According to the Labour Party website the Labour Party will try to achieve the following if they retain power at the 2010 general election on May 6th:

Since 1997 Labour has transformed the UK’s constitutional arrangements in order to break up longstanding concentrations of power, improve transparency, make government more accountable to the people and strengthen the hand of citizens against the state. Through measures such as devolution, the introduction of Freedom of Information legislation, the Human Rights Act, and reform of both Houses of Parliament, Labour has brought about a “constitutional revolution”.

But the process is far from over. It is clear that people want to change the way politics is done in this country. Labour will renew our politics with a radical, modern, open and democratic process of reform to change the way our nation governs itself.
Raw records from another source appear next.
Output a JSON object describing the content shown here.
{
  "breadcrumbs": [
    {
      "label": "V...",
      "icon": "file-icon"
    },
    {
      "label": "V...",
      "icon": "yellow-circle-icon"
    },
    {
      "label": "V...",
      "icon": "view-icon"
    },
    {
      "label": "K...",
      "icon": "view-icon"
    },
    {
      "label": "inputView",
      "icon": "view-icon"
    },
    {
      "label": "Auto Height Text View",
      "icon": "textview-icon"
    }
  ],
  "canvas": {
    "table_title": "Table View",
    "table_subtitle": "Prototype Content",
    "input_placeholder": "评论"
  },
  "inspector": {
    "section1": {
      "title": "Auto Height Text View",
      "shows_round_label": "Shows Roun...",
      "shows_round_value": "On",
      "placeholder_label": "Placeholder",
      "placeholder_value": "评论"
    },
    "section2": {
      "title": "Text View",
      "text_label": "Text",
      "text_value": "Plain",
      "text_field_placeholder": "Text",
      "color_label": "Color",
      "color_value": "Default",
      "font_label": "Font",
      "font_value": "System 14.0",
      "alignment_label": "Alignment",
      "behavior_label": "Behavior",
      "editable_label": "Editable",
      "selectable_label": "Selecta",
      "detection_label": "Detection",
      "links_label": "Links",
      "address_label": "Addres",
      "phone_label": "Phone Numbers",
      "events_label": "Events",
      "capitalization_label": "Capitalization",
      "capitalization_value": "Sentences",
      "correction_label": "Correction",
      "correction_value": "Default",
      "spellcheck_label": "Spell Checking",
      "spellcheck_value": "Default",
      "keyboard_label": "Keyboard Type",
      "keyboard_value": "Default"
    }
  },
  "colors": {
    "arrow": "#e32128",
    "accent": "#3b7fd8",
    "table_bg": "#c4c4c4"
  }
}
The expenses scandal scarred our democracy. It was a problem. We acted to fix it. Now we need to implement the reforms and rebuild trust in politics. We are determined to do all that is necessary to restore trust and to ensure that all politicians – as the vast majority do already – concentrate on serving the public and not themselves. That is why we have set out a radical programme of constitutional and parliamentary reform.

At the heart of our agenda for a new politics are commitments to a referendum early in the next parliament on whether to move to the Alternative Vote system for elections to the House of Commons; the completion of reform of the House of Lords; and the full implementation of a new system of independent regulation of MPs pay, pensions and allowances.

For Labour, democratic renewal is intended to forge a new relationship between government and citizen, so that Britain is better equipped to respond to the challenges that lie ahead. We want to create a society where power is held accountable and where individuals are able to maximise control over their own lives. That core objective is what has guided the substantial programme of constitutional change which we have undertaken since 1997 and will be entrenched in the vigorous reforms we are undertaking to rebuild public trust and people’s faith in politics for the future.

The challenge is to reconnect people and politics in an age where citizens want to have their say and get involved. We know that too often the political system deters participation, and is increasingly a minority interest. We believe that widening access to power is as important as widening access to wealth and opportunity. Labour believes in encouraging greater participation. We want to encourage citizens to become more actively involved in civil society while simultaneously taking measures to remove the barriers to involvement in politics.

The public want to be able to have full confidence in the Parliamentary system. Labour’s objective is to ensure that those who hold positions of power are open and accountable and that representative institutions like Parliament are transparent, reflexive and responsive to the public they serve. We are working to increase the legitimacy of the political process, rebuild trust and encourage greater political participation in order to further strengthen our British democratic system.

Labour’s central political objective is enshrined in clause IV of the party’s constitution: to place power, wealth and opportunity in the hands of the many and not the few. Our country’s constitutional arrangements reflect – and determine – the location of power in Britain. Labour’s agenda for constitutional reform is therefore aimed at dispersing power so that every citizen is able to have their say. That means increasing opportunities for the public to get involved in the decision making process at all levels. We operate a representative democracy, and so the Westminster Parliament, must remain at the heart of this country’s governance. It remains the best way to deliver fair and effective government. It gives government the ability to tackle complex issues as they arise and space for deliberation to refine and improve policy – so decisions aren’t taken in haste and repented at leisure.

But more people are becoming disengaged from the democratic process, partly out of frustration at their distance from power. They want more say between, as well as at, elections.

We recognise the increasingly important role played by the third sector – that array of voluntary and community organisations, charities, social enterprises, cooperatives and mutual organisations that are working to make Britain better. Our approach to the third sector will be based on a combination of investment, support and recognition of the valuable role the sector plays.

We are making use of the digital revolution to support the modernisation of government and the delivery of public services. Almost half the UK population use the internet of access information about government or local council services, or to complete a government transaction online – such as a Vehicle Excise Disc application. The move to universal broadband by 2012 as a baseline service standard for all the UK will allow us to make more public services available online to more people.